Obras das Edizioni dell’Elefante
Com um texto de Guglielmo Cavallo
E uma apresentação de Aníbal Pinto da Castro
Biblioteca Joanina 21 de Abril – 23 de Maio de 1998
Com o patrocínio do Ministério dos Negócios Estrangeiros de Portugal e do Ministero degli Affari Esteri della Republica Italiana
Universidade de Coimbra – Acabou de se imprimir em Coimbra no mês de Abril mcm.xc.viii




Apresentação
     “Num dos últimos dias de Novembro de 1996, quando o ar azul de um céu que as primeira chuvas haviam feito diáfano deixava já um breve arrepio na beleza eterna das pedras de Roma, teve o Senhor Embaixador de Portugal junto da Santa Sé, Dr. António Pinto da França, a gentileza de me levar ao terceiro andar do velho Palácio Lante, na Piazza dei Caprettari, para me fazer conhecer o Editor Enzo Crea.
(…) Para mim que, no meu pouco saber, sempre tenho vivido no amor aos livros, aquele homem que se afadigava para me mostrar as preciosidades gráficas saídas da sua inteligência e de suas mãos, aparecia-me como uma cópia moderna dos Manuzio de Veneza, do Plantin de Antuérpia ou de algum dos impressores portugueses de Quinhentos, fossem eles António Álvares, João de Barreira ou Manuel Lira.

     
E logo no pusemos a congeminar uma exposição com a qual, à semelhança do que ele já fizera em outras bibliotecas famosas, como a Bodleian Library, de Oxford, a Houghton Library, de Harvard, a Biblioteca Apostólica Vaticana ou a Casatanense, de Roma, e na esplendorosa sumptuosidade barroca da sua Real Casa da Livraria, uma espécie de culto do livro com alguns dos primores das suas colecções.
 

Era como se aquele elefante que o Rei D. Manuel enviara em 1514 ao Papa Leão X, com a famosa embaixada de Tristão da Cunha, e que, tomado da
Logo Edizione dell'Elefante
figura esculpida por Bernini  para nobilitar a Praça de Minerva, agora serve de emblema aos livros de Enzo Crea, voltasse a Portugal, para com eles restituir o magnífico preito de vassalagem que, quase cinco séculos antes, o Monarca português quisera prestar ao Romano Pontífice. 
 (…) A última exposição que Enzo Crea organizara, na Biblioteca Casanatense, em Setembro de 1994, recebera a designação de “Res Libraria”. Lembrei-me então da frase a “famosa arte da imprimissão”, que em 1948 Américo Cortez aproveitara para título de uma obra consagrada à história da tipografia e ao estudo da sua importância para a sementeira de cultura que, desde o século XV, os Portugueses haviam levado aos quatro cantos do mundo.
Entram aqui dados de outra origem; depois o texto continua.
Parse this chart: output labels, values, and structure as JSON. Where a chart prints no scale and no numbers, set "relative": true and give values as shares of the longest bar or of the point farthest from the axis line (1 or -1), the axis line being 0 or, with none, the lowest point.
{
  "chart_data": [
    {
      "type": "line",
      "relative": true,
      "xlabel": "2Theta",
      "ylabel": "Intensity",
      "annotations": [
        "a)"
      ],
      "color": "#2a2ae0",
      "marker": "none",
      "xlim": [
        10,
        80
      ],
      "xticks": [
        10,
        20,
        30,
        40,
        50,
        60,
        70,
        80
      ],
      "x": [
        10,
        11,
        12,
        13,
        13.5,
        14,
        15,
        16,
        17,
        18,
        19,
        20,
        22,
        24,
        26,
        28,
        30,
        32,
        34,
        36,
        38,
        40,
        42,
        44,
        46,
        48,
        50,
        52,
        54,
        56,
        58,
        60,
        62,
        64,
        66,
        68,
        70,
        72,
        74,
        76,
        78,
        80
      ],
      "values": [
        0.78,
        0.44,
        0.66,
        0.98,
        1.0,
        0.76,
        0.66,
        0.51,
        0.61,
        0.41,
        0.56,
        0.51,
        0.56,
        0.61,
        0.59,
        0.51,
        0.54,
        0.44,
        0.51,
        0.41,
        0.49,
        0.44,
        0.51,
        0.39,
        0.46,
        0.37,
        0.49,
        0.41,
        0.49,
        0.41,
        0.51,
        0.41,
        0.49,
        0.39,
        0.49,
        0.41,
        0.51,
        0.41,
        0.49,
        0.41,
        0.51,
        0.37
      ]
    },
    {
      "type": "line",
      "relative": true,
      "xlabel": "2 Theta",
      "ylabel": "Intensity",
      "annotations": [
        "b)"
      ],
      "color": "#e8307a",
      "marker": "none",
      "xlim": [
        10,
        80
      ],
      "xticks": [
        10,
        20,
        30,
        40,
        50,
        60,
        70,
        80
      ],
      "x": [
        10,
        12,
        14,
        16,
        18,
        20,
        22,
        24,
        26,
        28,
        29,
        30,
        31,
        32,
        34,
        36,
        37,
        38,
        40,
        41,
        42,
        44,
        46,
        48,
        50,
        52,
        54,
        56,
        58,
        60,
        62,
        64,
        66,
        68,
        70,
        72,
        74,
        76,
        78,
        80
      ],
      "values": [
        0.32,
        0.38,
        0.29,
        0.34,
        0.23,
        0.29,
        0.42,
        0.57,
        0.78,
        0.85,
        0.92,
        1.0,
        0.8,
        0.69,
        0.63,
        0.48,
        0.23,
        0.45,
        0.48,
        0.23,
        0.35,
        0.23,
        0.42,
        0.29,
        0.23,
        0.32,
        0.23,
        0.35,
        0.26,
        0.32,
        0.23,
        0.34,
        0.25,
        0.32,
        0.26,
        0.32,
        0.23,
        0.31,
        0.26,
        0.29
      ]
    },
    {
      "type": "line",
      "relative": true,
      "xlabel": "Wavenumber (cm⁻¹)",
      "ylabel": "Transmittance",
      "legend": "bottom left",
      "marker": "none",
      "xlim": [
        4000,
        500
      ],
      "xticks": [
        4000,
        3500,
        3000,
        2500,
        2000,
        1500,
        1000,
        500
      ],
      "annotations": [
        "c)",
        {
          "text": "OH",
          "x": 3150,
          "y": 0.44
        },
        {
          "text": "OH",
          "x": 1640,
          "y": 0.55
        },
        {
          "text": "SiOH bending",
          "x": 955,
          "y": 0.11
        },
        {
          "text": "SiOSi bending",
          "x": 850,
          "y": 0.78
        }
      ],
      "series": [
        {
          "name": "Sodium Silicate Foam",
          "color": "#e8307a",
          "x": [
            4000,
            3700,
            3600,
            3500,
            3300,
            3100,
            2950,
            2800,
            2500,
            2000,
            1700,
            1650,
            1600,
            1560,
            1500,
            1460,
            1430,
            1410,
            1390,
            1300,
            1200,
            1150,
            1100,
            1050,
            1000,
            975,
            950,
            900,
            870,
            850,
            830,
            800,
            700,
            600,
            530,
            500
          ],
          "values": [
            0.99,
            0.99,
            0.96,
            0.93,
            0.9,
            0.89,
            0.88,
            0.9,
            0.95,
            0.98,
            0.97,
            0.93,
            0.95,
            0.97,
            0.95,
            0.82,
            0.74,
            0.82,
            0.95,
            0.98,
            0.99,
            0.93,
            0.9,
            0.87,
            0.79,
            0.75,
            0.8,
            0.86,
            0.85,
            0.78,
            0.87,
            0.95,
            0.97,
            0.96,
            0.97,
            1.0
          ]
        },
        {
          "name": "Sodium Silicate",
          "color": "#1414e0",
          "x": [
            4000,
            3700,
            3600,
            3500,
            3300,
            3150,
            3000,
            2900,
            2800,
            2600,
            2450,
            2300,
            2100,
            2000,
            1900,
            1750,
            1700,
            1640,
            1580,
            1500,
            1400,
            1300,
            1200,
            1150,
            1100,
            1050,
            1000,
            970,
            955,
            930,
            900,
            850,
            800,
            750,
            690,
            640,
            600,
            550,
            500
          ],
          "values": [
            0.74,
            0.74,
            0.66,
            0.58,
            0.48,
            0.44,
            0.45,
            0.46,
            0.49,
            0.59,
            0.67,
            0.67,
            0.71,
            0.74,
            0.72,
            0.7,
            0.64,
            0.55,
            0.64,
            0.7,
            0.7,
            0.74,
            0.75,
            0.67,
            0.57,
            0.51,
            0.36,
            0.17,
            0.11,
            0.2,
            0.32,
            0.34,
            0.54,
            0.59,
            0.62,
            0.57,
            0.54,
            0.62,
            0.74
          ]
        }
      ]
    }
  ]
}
É que tais dizeres não designam apenas a actividade desenvolvida através das artes tipográficas. Contêm também, no mistério que os envolve, uma dimensão simbólica que abrange, para além daquele significado estrito, todo o fascínio e toda a carga cultural que o Tempo e a História imprimiram ao objecto concreto designado pela palavra “livro”.
Com efeito, ao inventariar em 1726 a livraria do Conde de Vimioso, menciona D. Francisco Xavier de Meneses, o quarto Conde da Ericeira, personalidade bem conhecida nos meios culturais portugueses de Setecentos (1673-1743), uma edição das “Obras” do Infante D. Pedro, Duque de Coimbra (1392-1449), em cujo colófon podia ler-se: «Este livro se imprimio seis anos depois que em Basileia foy achada a famosa arte da imprimissão.
(…) Ninguém, desde então, voltou a ver tais livros, provavelmente desaparecidos na voragem do terramoto que em 1755 assolou a cidade de Lisboa. (…)
Fosse como fosse, Enzo Crea aceitou a misteriosa frase, que recolhia há 270 anos naqueles misteriosos livros, ficara simbolicamente como divisa dos primórdios da tipografia em Portugal. Com efeito, ela servia às mil maravilhas para designar a nossa exposição, que procurava manter, no tempo actual das cibernéticas bibliotecas virtuais, a nobreza, o prestígio e a incomparável beleza do livro impresso, cuja vista e cujo prazer táctil nenhum CD-ROM jamais poderá substituir aos olhos e dedos humanos.”
Aníbal Pinto de Castro *, Director da Biblioteca Geral da Universidade de Coimbra


Entre o livro e a lâmpada


  Um mestre do pensamento e arqueólogo dos saberes, Michel Foucault, relaciona com a idade moderna a descoberta de um espaço novo para a  imaginação, porventura desconhecido das épocas precedentes, pelo menos em todas a s suas potencialidades. “Este novo lugar de fantasmas deixou de ser a noite, o sono da razão, o vazio incerto escancarado perante o desejo; é, pelo contrário, a vigília, a atenção contínua, o zelo erudito, a atenção sempre vigilante. O quimérico nasce agora da superfície negra e branca dos sinais impressos, do volume fechado e poeirento que se abre sobre um voar de palavras esquecidas; desprende-se com cuidado no sossego da biblioteca, com as suas fiadas de livros, os títulos alinhados, as estantes que limitam por todos os lados, mas que, por outro lado se escancaram ao mundo dos impossíveis. O imaginário intromete-se entre o livro e a lâmpada. O fantástico desaparece dos corações; deixamos de esperar que surja das incongruências da natureza; atingimo-lo na exactidão do saber; a sua riqueza espera por entre os documentos. Para sonhar, não se torna necessário fechar os olhos, basta ler. A verdadeira imagem é o conhecimento. São palavras já ditas… O imaginário não se forma contra o real para o negar ou para compensar a sua perda; alonga-se entre os sinais, de livro para livro, nos interstícios das explicações e dos comentários; nasce e forma-se no intervalo dos textos. É um fenómeno de biblioteca”.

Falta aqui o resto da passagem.